The Office Standout
When everyone else is running around in plain gray suits, you can set yourself apart just by wearing the new breed of tweed.
What if Michael Bay decided to make a musical? That happened recently, or something like it, when Hong Kong director Johnnie To, whose films include Fulltime Killer and Drug War, made a romping, toe-tapping, song-and-dance musical, Office, about two go-getter assistants trying to climb the corporate ladder. Standing in their way is the 2008 financial crisis, as well as a domineering CEO played by Sylvia Chang. The office intrigue develops on a manically minimalist set where corporate gray scale is broken into geometric patterns with lines so clean they might as well be spreadsheets. To pay tribute to the office of Office, GQ took over the landmarked glass-and-marble Manufacturers Trust Company Building at 510 Fifth Avenue in Manhattan, now home to the North Face flagship. Photographer Nathaniel Goldberg then juxtaposed corporate banality—all those gray suits and white desks—against stylized design elements that scream “soundstage.” The effect is a tension between the quotidian to which we're chained and our human need to break free. The Walking Dead's Steven Yeun might be the action hero on these pages, but the message is clear: No matter where we work, or dream, we can be heroes.

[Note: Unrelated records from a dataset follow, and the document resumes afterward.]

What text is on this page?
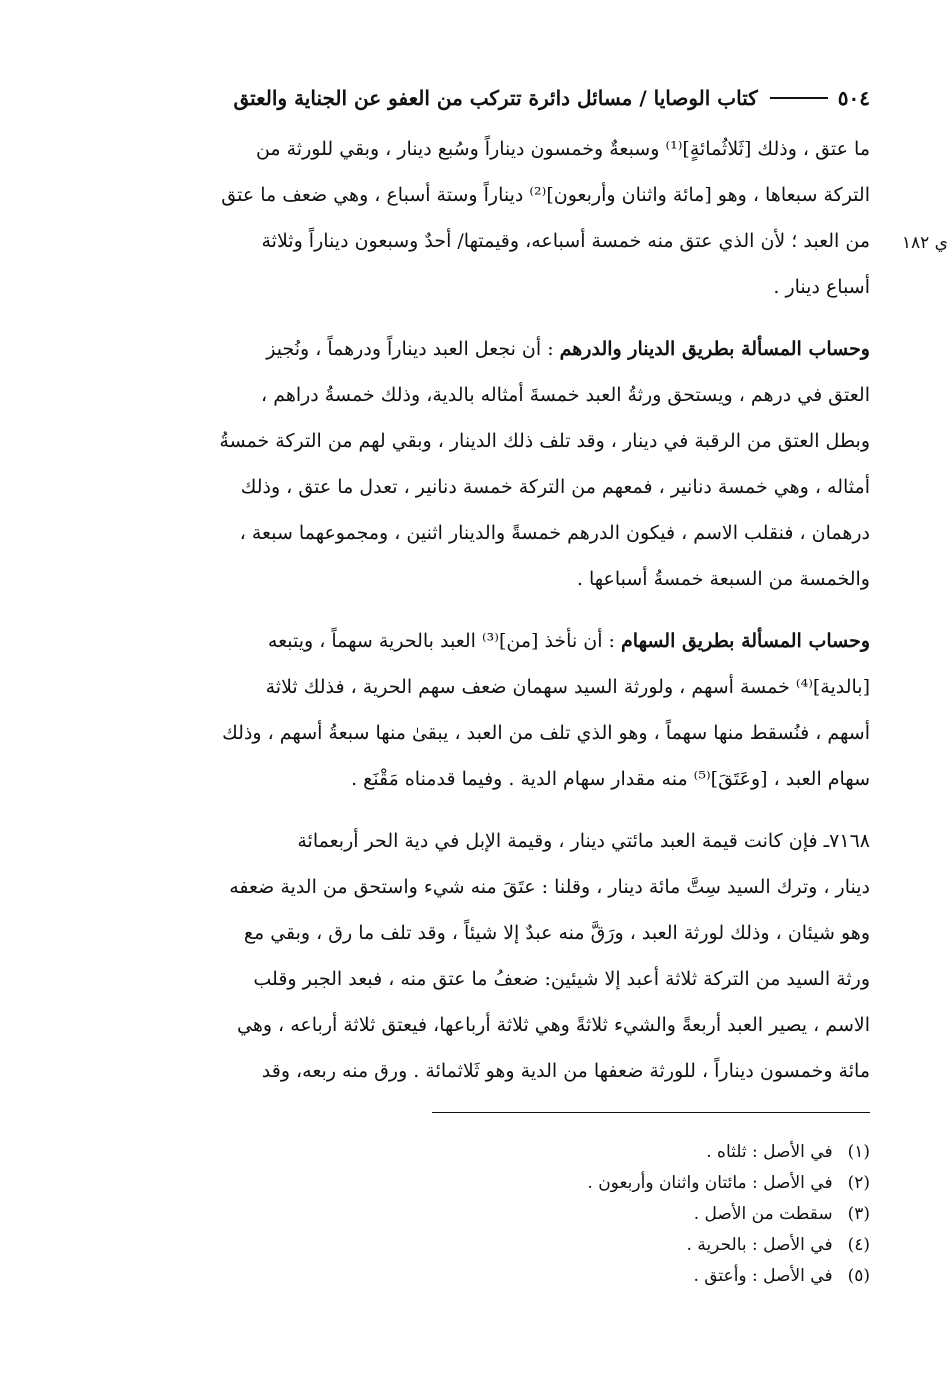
٥٠٤
كتاب الوصايا / مسائل دائرة تتركب من العفو عن الجناية والعتق
ي ١٨٢

ما عتق ، وذلك [ثَلاثُمائةٍ]⁽¹⁾ وسبعةٌ وخمسون ديناراً وسُبع دينار ، وبقي للورثة من
التركة سبعاها ، وهو [مائة واثنان وأربعون]⁽²⁾ ديناراً وستة أسباع ، وهي ضعف ما عتق
من العبد ؛ لأن الذي عتق منه خمسة أسباعه، وقيمتها/ أحدٌ وسبعون ديناراً وثلاثة
أسباع دينار .

وحساب المسألة بطريق الدينار والدرهم : أن نجعل العبد ديناراً ودرهماً ، ونُجيز
العتق في درهم ، ويستحق ورثةُ العبد خمسةَ أمثاله بالدية، وذلك خمسةُ دراهم ،
وبطل العتق من الرقبة في دينار ، وقد تلف ذلك الدينار ، وبقي لهم من التركة خمسةُ
أمثاله ، وهي خمسة دنانير ، فمعهم من التركة خمسة دنانير ، تعدل ما عتق ، وذلك
درهمان ، فنقلب الاسم ، فيكون الدرهم خمسةً والدينار اثنين ، ومجموعهما سبعة ،
والخمسة من السبعة خمسةُ أسباعها .

وحساب المسألة بطريق السهام : أن نأخذ [من]⁽³⁾ العبد بالحرية سهماً ، ويتبعه
[بالدية]⁽⁴⁾ خمسة أسهم ، ولورثة السيد سهمان ضعف سهم الحرية ، فذلك ثلاثة
أسهم ، فنُسقط منها سهماً ، وهو الذي تلف من العبد ، يبقىٰ منها سبعةُ أسهم ، وذلك
سهام العبد ، [وعَتَقَ]⁽⁵⁾ منه مقدار سهام الدية . وفيما قدمناه مَقْنَع .

٧١٦٨ـ فإن كانت قيمة العبد مائتي دينار ، وقيمة الإبل في دية الحر أربعمائة
دينار ، وترك السيد سِتَّ مائة دينار ، وقلنا : عتَقَ منه شيء واستحق من الدية ضعفه
وهو شيئان ، وذلك لورثة العبد ، ورَقَّ منه عبدٌ إلا شيئاً ، وقد تلف ما رق ، وبقي مع
ورثة السيد من التركة ثلاثة أعبد إلا شيئين: ضعفُ ما عتق منه ، فبعد الجبر وقلب
الاسم ، يصير العبد أربعةً والشيء ثلاثةً وهي ثلاثة أرباعها، فيعتق ثلاثة أرباعه ، وهي
مائة وخمسون ديناراً ، للورثة ضعفها من الدية وهو ثَلاثمائة . ورق منه ربعه، وقد

(١) في الأصل : ثلثاه .
(٢) في الأصل : مائتان واثنان وأربعون .
(٣) سقطت من الأصل .
(٤) في الأصل : بالحرية .
(٥) في الأصل : وأعتق .
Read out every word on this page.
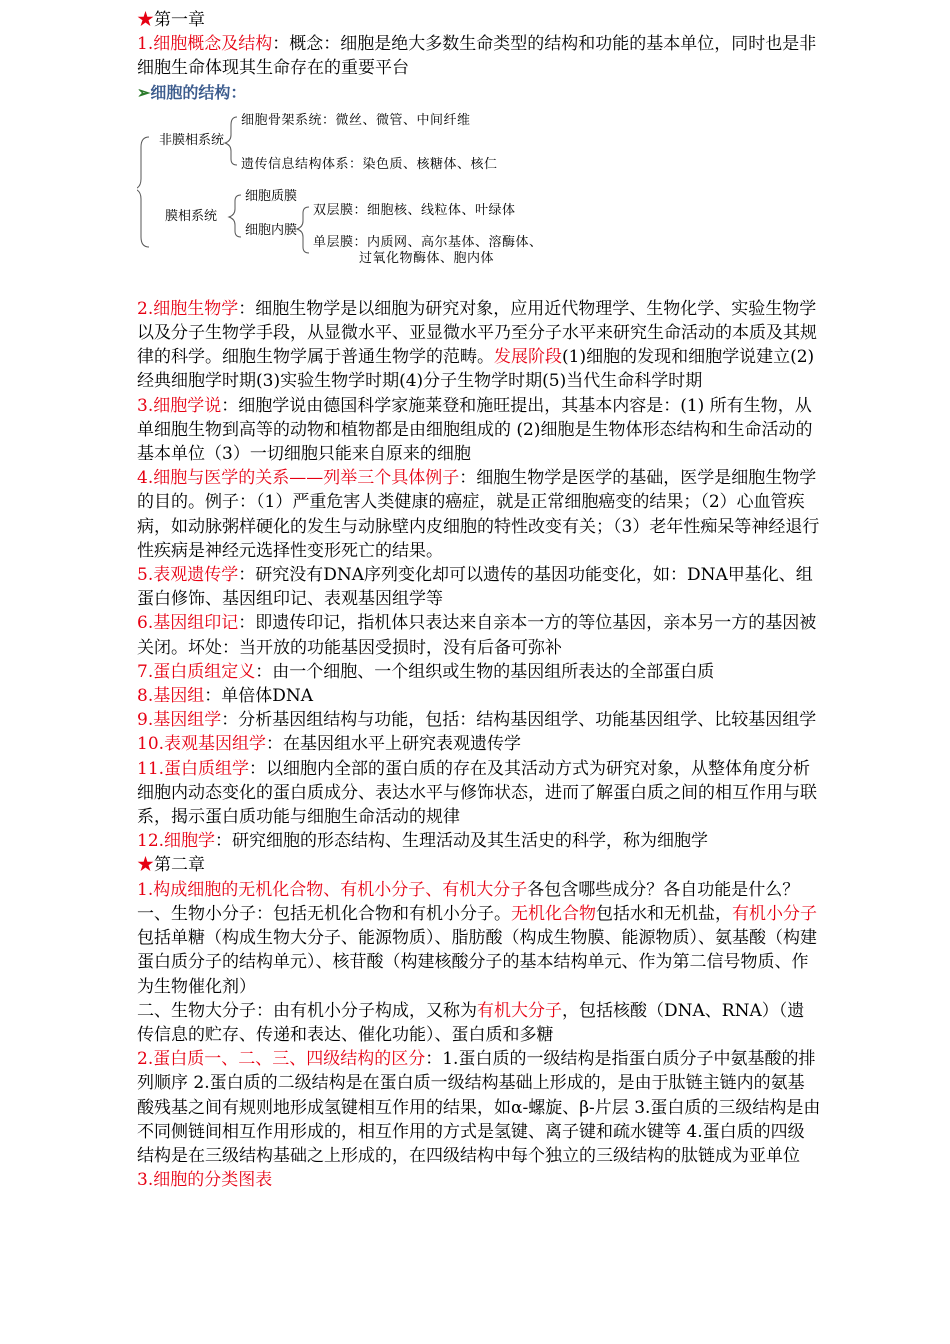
★第一章

1.细胞概念及结构：概念：细胞是绝大多数生命类型的结构和功能的基本单位，同时也是非细胞生命体现其生命存在的重要平台

➢细胞的结构：

非膜相系统
细胞骨架系统：微丝、微管、中间纤维
遗传信息结构体系：染色质、核糖体、核仁
膜相系统
细胞质膜
细胞内膜
双层膜：细胞核、线粒体、叶绿体
单层膜：内质网、高尔基体、溶酶体、
过氧化物酶体、胞内体

2.细胞生物学：细胞生物学是以细胞为研究对象，应用近代物理学、生物化学、实验生物学以及分子生物学手段，从显微水平、亚显微水平乃至分子水平来研究生命活动的本质及其规律的科学。细胞生物学属于普通生物学的范畴。发展阶段(1)细胞的发现和细胞学说建立(2)经典细胞学时期(3)实验生物学时期(4)分子生物学时期(5)当代生命科学时期

3.细胞学说：细胞学说由德国科学家施莱登和施旺提出，其基本内容是：(1) 所有生物，从单细胞生物到高等的动物和植物都是由细胞组成的 (2)细胞是生物体形态结构和生命活动的基本单位（3）一切细胞只能来自原来的细胞

4.细胞与医学的关系——列举三个具体例子：细胞生物学是医学的基础，医学是细胞生物学的目的。例子：（1）严重危害人类健康的癌症，就是正常细胞癌变的结果；（2）心血管疾病，如动脉粥样硬化的发生与动脉壁内皮细胞的特性改变有关；（3）老年性痴呆等神经退行性疾病是神经元选择性变形死亡的结果。

5.表观遗传学：研究没有DNA序列变化却可以遗传的基因功能变化，如：DNA甲基化、组蛋白修饰、基因组印记、表观基因组学等

6.基因组印记：即遗传印记，指机体只表达来自亲本一方的等位基因，亲本另一方的基因被关闭。坏处：当开放的功能基因受损时，没有后备可弥补

7.蛋白质组定义：由一个细胞、一个组织或生物的基因组所表达的全部蛋白质

8.基因组：单倍体DNA

9.基因组学：分析基因组结构与功能，包括：结构基因组学、功能基因组学、比较基因组学

10.表观基因组学：在基因组水平上研究表观遗传学

11.蛋白质组学：以细胞内全部的蛋白质的存在及其活动方式为研究对象，从整体角度分析细胞内动态变化的蛋白质成分、表达水平与修饰状态，进而了解蛋白质之间的相互作用与联系，揭示蛋白质功能与细胞生命活动的规律

12.细胞学：研究细胞的形态结构、生理活动及其生活史的科学，称为细胞学

★第二章

1.构成细胞的无机化合物、有机小分子、有机大分子各包含哪些成分？各自功能是什么？

一、生物小分子：包括无机化合物和有机小分子。无机化合物包括水和无机盐，有机小分子包括单糖（构成生物大分子、能源物质）、脂肪酸（构成生物膜、能源物质）、氨基酸（构建蛋白质分子的结构单元）、核苷酸（构建核酸分子的基本结构单元、作为第二信号物质、作为生物催化剂）

二、生物大分子：由有机小分子构成，又称为有机大分子，包括核酸（DNA、RNA）（遗传信息的贮存、传递和表达、催化功能）、蛋白质和多糖

2.蛋白质一、二、三、四级结构的区分：1.蛋白质的一级结构是指蛋白质分子中氨基酸的排列顺序 2.蛋白质的二级结构是在蛋白质一级结构基础上形成的，是由于肽链主链内的氨基酸残基之间有规则地形成氢键相互作用的结果，如α-螺旋、β-片层 3.蛋白质的三级结构是由不同侧链间相互作用形成的，相互作用的方式是氢键、离子键和疏水键等 4.蛋白质的四级结构是在三级结构基础之上形成的，在四级结构中每个独立的三级结构的肽链成为亚单位

3.细胞的分类图表
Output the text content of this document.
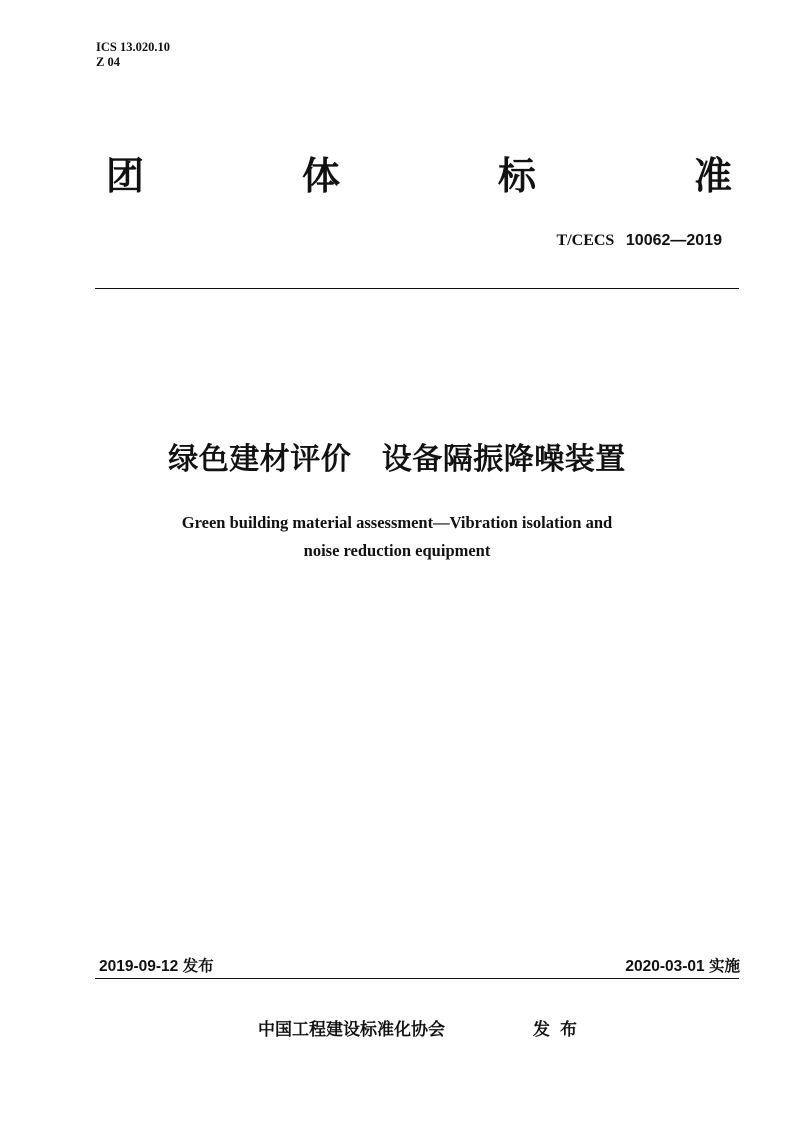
ICS 13.020.10
Z 04
团	体	标	准
T/CECS 10062—2019
绿色建材评价　设备隔振降噪装置
Green building material assessment—Vibration isolation and
noise reduction equipment
2019-09-12 发布	2020-03-01 实施
中国工程建设标准化协会	发布
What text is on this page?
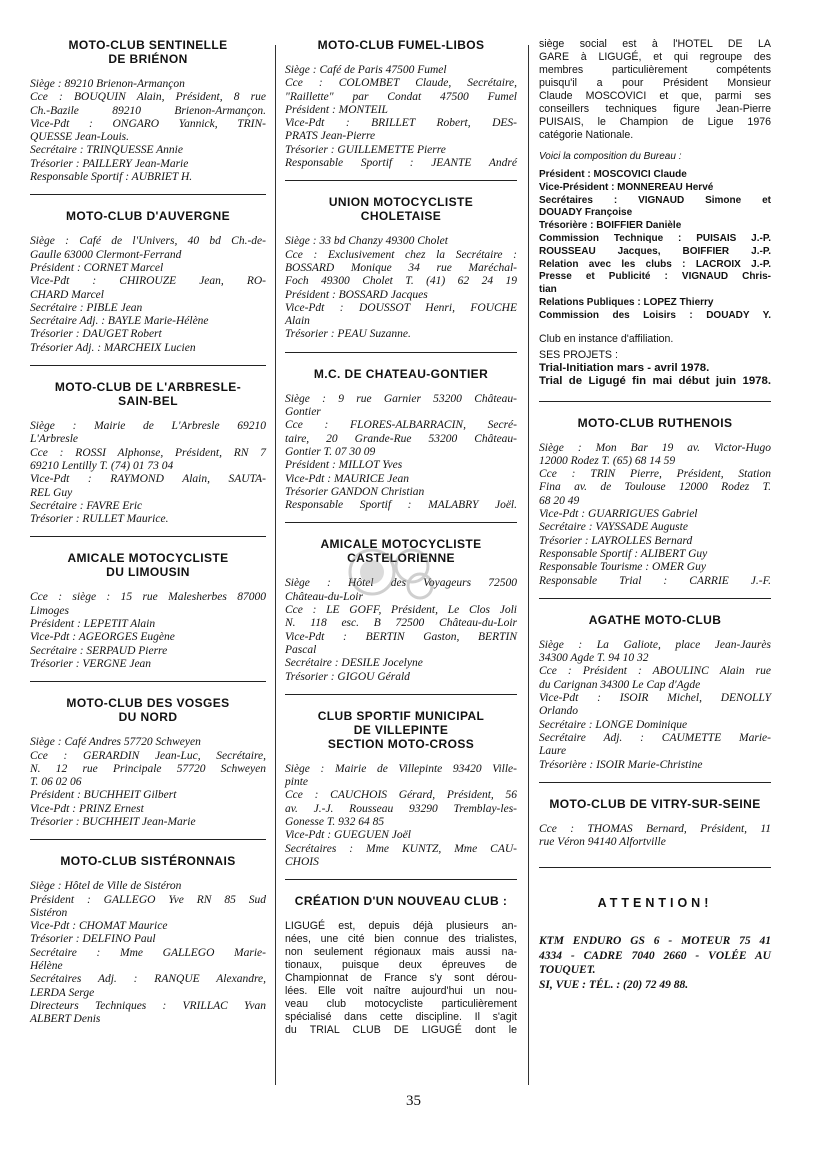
MOTO-CLUB SENTINELLE
DE BRIÉNON

Siège : 89210 Brienon-Armançon

Cce : BOUQUIN Alain, Président, 8 rue

Ch.-Bazile 89210 Brienon-Armançon.

Vice-Pdt : ONGARO Yannick, TRIN-

QUESSE Jean-Louis.

Secrétaire : TRINQUESSE Annie

Trésorier : PAILLERY Jean-Marie

Responsable Sportif : AUBRIET H.

MOTO-CLUB D'AUVERGNE

Siège : Café de l'Univers, 40 bd Ch.-de-

Gaulle 63000 Clermont-Ferrand

Président : CORNET Marcel

Vice-Pdt : CHIROUZE Jean, RO-

CHARD Marcel

Secrétaire : PIBLE Jean

Secrétaire Adj. : BAYLE Marie-Hélène

Trésorier : DAUGET Robert

Trésorier Adj. : MARCHEIX Lucien

MOTO-CLUB DE L'ARBRESLE-
SAIN-BEL

Siège : Mairie de L'Arbresle 69210

L'Arbresle

Cce : ROSSI Alphonse, Président, RN 7

69210 Lentilly T. (74) 01 73 04

Vice-Pdt : RAYMOND Alain, SAUTA-

REL Guy

Secrétaire : FAVRE Eric

Trésorier : RULLET Maurice.

AMICALE MOTOCYCLISTE
DU LIMOUSIN

Cce : siège : 15 rue Malesherbes 87000

Limoges

Président : LEPETIT Alain

Vice-Pdt : AGEORGES Eugène

Secrétaire : SERPAUD Pierre

Trésorier : VERGNE Jean

MOTO-CLUB DES VOSGES
DU NORD

Siège : Café Andres 57720 Schweyen

Cce : GERARDIN Jean-Luc, Secrétaire,

N. 12 rue Principale 57720 Schweyen

T. 06 02 06

Président : BUCHHEIT Gilbert

Vice-Pdt : PRINZ Ernest

Trésorier : BUCHHEIT Jean-Marie

MOTO-CLUB SISTÉRONNAIS

Siège : Hôtel de Ville de Sistéron

Président : GALLEGO Yve RN 85 Sud

Sistéron

Vice-Pdt : CHOMAT Maurice

Trésorier : DELFINO Paul

Secrétaire : Mme GALLEGO Marie-

Hélène

Secrétaires Adj. : RANQUE Alexandre,

LERDA Serge

Directeurs Techniques : VRILLAC Yvan

ALBERT Denis

MOTO-CLUB FUMEL-LIBOS

Siège : Café de Paris 47500 Fumel

Cce : COLOMBET Claude, Secrétaire,

"Raillette" par Condat 47500 Fumel

Président : MONTEIL

Vice-Pdt : BRILLET Robert, DES-

PRATS Jean-Pierre

Trésorier : GUILLEMETTE Pierre

Responsable Sportif : JEANTE André

UNION MOTOCYCLISTE
CHOLETAISE

Siège : 33 bd Chanzy 49300 Cholet

Cce : Exclusivement chez la Secrétaire :

BOSSARD Monique 34 rue Maréchal-

Foch 49300 Cholet T. (41) 62 24 19

Président : BOSSARD Jacques

Vice-Pdt : DOUSSOT Henri, FOUCHE

Alain

Trésorier : PEAU Suzanne.

M.C. DE CHATEAU-GONTIER

Siège : 9 rue Garnier 53200 Château-

Gontier

Cce : FLORES-ALBARRACIN, Secré-

taire, 20 Grande-Rue 53200 Château-

Gontier T. 07 30 09

Président : MILLOT Yves

Vice-Pdt : MAURICE Jean

Trésorier GANDON Christian

Responsable Sportif : MALABRY Joël.

AMICALE MOTOCYCLISTE
CASTELORIENNE

Siège : Hôtel des Voyageurs 72500

Château-du-Loir

Cce : LE GOFF, Président, Le Clos Joli

N. 118 esc. B 72500 Château-du-Loir

Vice-Pdt : BERTIN Gaston, BERTIN

Pascal

Secrétaire : DESILE Jocelyne

Trésorier : GIGOU Gérald

CLUB SPORTIF MUNICIPAL
DE VILLEPINTE
SECTION MOTO-CROSS

Siège : Mairie de Villepinte 93420 Ville-

pinte

Cce : CAUCHOIS Gérard, Président, 56

av. J.-J. Rousseau 93290 Tremblay-les-

Gonesse T. 932 64 85

Vice-Pdt : GUEGUEN Joël

Secrétaires : Mme KUNTZ, Mme CAU-

CHOIS

CRÉATION D'UN NOUVEAU CLUB :

LIGUGÉ est, depuis déjà plusieurs an-

nées, une cité bien connue des trialistes,

non seulement régionaux mais aussi na-

tionaux, puisque deux épreuves de

Championnat de France s'y sont dérou-

lées. Elle voit naître aujourd'hui un nou-

veau club motocycliste particulièrement

spécialisé dans cette discipline. Il s'agit

du TRIAL CLUB DE LIGUGÉ dont le

siège social est à l'HOTEL DE LA

GARE à LIGUGÉ, et qui regroupe des

membres particulièrement compétents

puisqu'il a pour Président Monsieur

Claude MOSCOVICI et que, parmi ses

conseillers techniques figure Jean-Pierre

PUISAIS, le Champion de Ligue 1976

catégorie Nationale.

Voici la composition du Bureau :

Président : MOSCOVICI Claude

Vice-Président : MONNEREAU Hervé

Secrétaires : VIGNAUD Simone et

DOUADY Françoise

Trésorière : BOIFFIER Danièle

Commission Technique : PUISAIS J.-P.

ROUSSEAU Jacques, BOIFFIER J.-P.

Relation avec les clubs : LACROIX J.-P.

Presse et Publicité : VIGNAUD Chris-

tian

Relations Publiques : LOPEZ Thierry

Commission des Loisirs : DOUADY Y.

Club en instance d'affiliation.

SES PROJETS :

Trial-Initiation mars - avril 1978.

Trial de Ligugé fin mai début juin 1978.

MOTO-CLUB RUTHENOIS

Siège : Mon Bar 19 av. Victor-Hugo

12000 Rodez T. (65) 68 14 59

Cce : TRIN Pierre, Président, Station

Fina av. de Toulouse 12000 Rodez T.

68 20 49

Vice-Pdt : GUARRIGUES Gabriel

Secrétaire : VAYSSADE Auguste

Trésorier : LAYROLLES Bernard

Responsable Sportif : ALIBERT Guy

Responsable Tourisme : OMER Guy

Responsable Trial : CARRIE J.-F.

AGATHE MOTO-CLUB

Siège : La Galiote, place Jean-Jaurès

34300 Agde T. 94 10 32

Cce : Président : ABOULINC Alain rue

du Carignan 34300 Le Cap d'Agde

Vice-Pdt : ISOIR Michel, DENOLLY

Orlando

Secrétaire : LONGE Dominique

Secrétaire Adj. : CAUMETTE Marie-

Laure

Trésorière : ISOIR Marie-Christine

MOTO-CLUB DE VITRY-SUR-SEINE

Cce : THOMAS Bernard, Président, 11

rue Véron 94140 Alfortville

ATTENTION!

KTM ENDURO GS 6 - MOTEUR 75 41

4334 - CADRE 7040 2660 - VOLÉE AU

TOUQUET.

SI, VUE : TÉL. : (20) 72 49 88.

35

As you can see in these pages, today's tweed suits are designed less for tending an Irish sheep farm and more for gliding through the halls of power. With a lighter look and feel (no more roasting!), once-fusty donegals and herringbones have transformed into businesswear, no thicker than flannel (but twice as textured). Their flecks and patterns can contrast an everyday solid shirt or add a salt-and-pepper effect to your plaids. Bonus: With something as classic as tweed, your suit becomes an investment piece. It's the suit for this winter, sure, but it's also the suit for every winter.